Whenever a data scientist works to predict or classify a problem, he first detects accuracy using the model trained for the train set, and then for the test set. If the precision is satisfactory, i.e. the precision of training and testing is good, then a particular model is considered for further development. But sometimes the models give bad results. A good machine learning model aims to generalize training data well to all data in that domain. So why is this happening? Here is the main cause of the poor performance of machine learning models is Overfitting and Insufficiency. Here we explain in detail what is overfitting and underfitting and achieving the effect via Python coding and finally, some techniques to overcome these effects.
The terms overfitting and underfitting tell us whether a model is successful in generalizing and learning new data from invisible data to the model.
Brief information on overfitting and underfishing
Clearly understand overfitting, underfitting, and perfectly fitting models.
From the three graphs shown above, it can be clearly understood that the line in the leftmost figure does not cover all data points, so we can say that the model is underfit. In this case, the model failed to generalize the model to the new dataset, which resulted in poor performance during testing. The under-fitted model can be easily seen as it gives very high errors on training and test data. This is because the data set is not clean and contains noise, the model has a high bias and the size of the training data is not sufficient.
Regarding overfitting, as the right-most graph shows, it shows that the model is covering all data points correctly, and you might think it’s a perfect fit. But actually, no, it’s not a good fit! Since the model learns too much detail from the dataset, it also takes noise into account. Thus, this negatively affects the new data set; not all of the details that the model learned during training needs also apply to the new data points, resulting in poor performance on tests or the validation dataset.
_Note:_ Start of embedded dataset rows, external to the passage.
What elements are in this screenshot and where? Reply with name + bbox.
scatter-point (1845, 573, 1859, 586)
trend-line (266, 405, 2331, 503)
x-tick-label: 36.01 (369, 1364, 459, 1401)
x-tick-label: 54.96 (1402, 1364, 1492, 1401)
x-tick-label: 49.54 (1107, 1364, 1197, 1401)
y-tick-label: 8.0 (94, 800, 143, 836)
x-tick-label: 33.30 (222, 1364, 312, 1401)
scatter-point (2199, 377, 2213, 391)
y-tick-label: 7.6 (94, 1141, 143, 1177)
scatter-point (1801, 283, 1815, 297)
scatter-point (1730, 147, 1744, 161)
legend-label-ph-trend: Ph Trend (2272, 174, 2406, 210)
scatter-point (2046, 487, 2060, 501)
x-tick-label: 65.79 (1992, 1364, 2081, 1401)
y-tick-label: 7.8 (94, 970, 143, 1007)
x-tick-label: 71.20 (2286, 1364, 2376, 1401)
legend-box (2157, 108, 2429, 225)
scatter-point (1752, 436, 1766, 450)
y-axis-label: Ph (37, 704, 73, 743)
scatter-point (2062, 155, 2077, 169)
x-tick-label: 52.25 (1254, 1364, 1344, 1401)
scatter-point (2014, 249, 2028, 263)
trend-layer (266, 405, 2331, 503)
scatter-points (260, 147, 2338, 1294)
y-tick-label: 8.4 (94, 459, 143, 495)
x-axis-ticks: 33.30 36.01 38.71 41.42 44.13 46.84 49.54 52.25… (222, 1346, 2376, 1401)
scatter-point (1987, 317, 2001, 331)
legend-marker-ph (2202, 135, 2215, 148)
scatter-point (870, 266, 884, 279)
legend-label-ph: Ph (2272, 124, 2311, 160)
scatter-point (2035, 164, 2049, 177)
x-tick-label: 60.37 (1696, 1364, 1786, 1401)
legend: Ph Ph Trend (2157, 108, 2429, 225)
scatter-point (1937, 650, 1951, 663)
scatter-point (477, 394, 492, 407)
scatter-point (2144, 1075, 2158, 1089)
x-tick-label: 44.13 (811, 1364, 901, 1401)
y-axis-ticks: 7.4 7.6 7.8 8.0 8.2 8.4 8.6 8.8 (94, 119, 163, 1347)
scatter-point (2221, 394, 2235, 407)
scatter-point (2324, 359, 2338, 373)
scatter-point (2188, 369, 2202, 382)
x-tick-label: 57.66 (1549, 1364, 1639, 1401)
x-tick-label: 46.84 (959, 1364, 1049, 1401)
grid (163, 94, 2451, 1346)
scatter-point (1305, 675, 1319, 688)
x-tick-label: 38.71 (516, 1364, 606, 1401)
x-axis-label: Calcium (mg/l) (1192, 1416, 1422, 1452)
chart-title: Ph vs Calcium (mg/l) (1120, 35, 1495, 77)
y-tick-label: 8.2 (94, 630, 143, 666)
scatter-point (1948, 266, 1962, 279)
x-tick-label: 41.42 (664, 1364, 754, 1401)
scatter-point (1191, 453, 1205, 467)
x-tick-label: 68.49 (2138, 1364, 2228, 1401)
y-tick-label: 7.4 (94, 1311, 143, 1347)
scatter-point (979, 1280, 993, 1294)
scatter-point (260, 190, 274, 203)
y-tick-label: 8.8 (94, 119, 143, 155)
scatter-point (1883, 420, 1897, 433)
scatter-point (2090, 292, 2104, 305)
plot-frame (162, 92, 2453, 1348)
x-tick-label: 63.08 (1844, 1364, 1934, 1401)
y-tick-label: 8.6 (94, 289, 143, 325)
Indeed, the model was trained in a very complex way and has a high variance.
The best fit model is shown by the middle graph, where the loss of training and testing (validation) is minimal, or we can say that the accuracy of training and testing should be close to each other and have a high value.
Practical observation of the effect of over-learning and under-learning:
We will check the correctness and error of two regression models, namely the Decision Tree regressor and the linear regression.
The diabetes data set integrated with Sklearn is used for the modeling.
Import the necessary libraries.
import matplotlib.pyplot as plt import pandas as pd import numpy as np from sklearn.datasets import load_diabetes from sklearn.metrics import mean_absolute_error from sklearn.model_selection import KFold from sklearn.linear_model import LinearRegression from sklearn.tree import DecisionTreeRegressor
Loading the dataset and selecting the input and output entities. It is not necessary to preprocess the data because it is already preprocessed.
load_data = load_diabetes() # Load the dataset x = load_data.data # selecting input features y = load_data.target # target variable pd.DataFrame(x,columns=load_data.feature_names).head() # See the distribution of data
Here’s what the data looks like:
To split the data into training and test tests here, I used K-Fold cross validation, which gives K number of training and test data, which helps to get the accuracy and errors by relative to the number of sub-assemblies.
The approach I have taken is fairly straightforward. Twenty folds are created, which are then used to obtain training and testing accuracy for each fold stored in the list, and the same is done for the mean absolute error. Finally, four graphs are displayed for the train test error and the accuracy of the train test, which clearly shows the insight of this test.
The code used for linear regression and decision tree is completely the same, only the change is the estimation function, i.e. the algorithm is changed where our model is defined. That is why here only the code for linear regression is displayed.
kf = KFold(n_splits=20,shuffle=True) # defining fold parameter # created empty list to append score and error training_error =  training_accuracy =  testing_error =  testing_accuracy =  for train_index,test_index in kf.split(x): # divide the data into train and test x_train,x_test = x[train_index],x[test_index] y_train,y_test = y[train_index],y[test_index] #load the Linear Regression model model = LinearRegression() model.fit(x_train,y_train) #get the prediction for train and test data train_data_pred = model.predict(x_train) test_data_pred = model.predict(x_test) #appending the errors to the list training_error.append(mean_absolute_error(y_train,train_data_pred)) testing_error.append(mean_absolute_error(y_test,test_data_pred)) #appending the accuracy to the list training_accuracy.append(model.score(x_train,y_train)) testing_accuracy.append(model.score(x_test,y_test))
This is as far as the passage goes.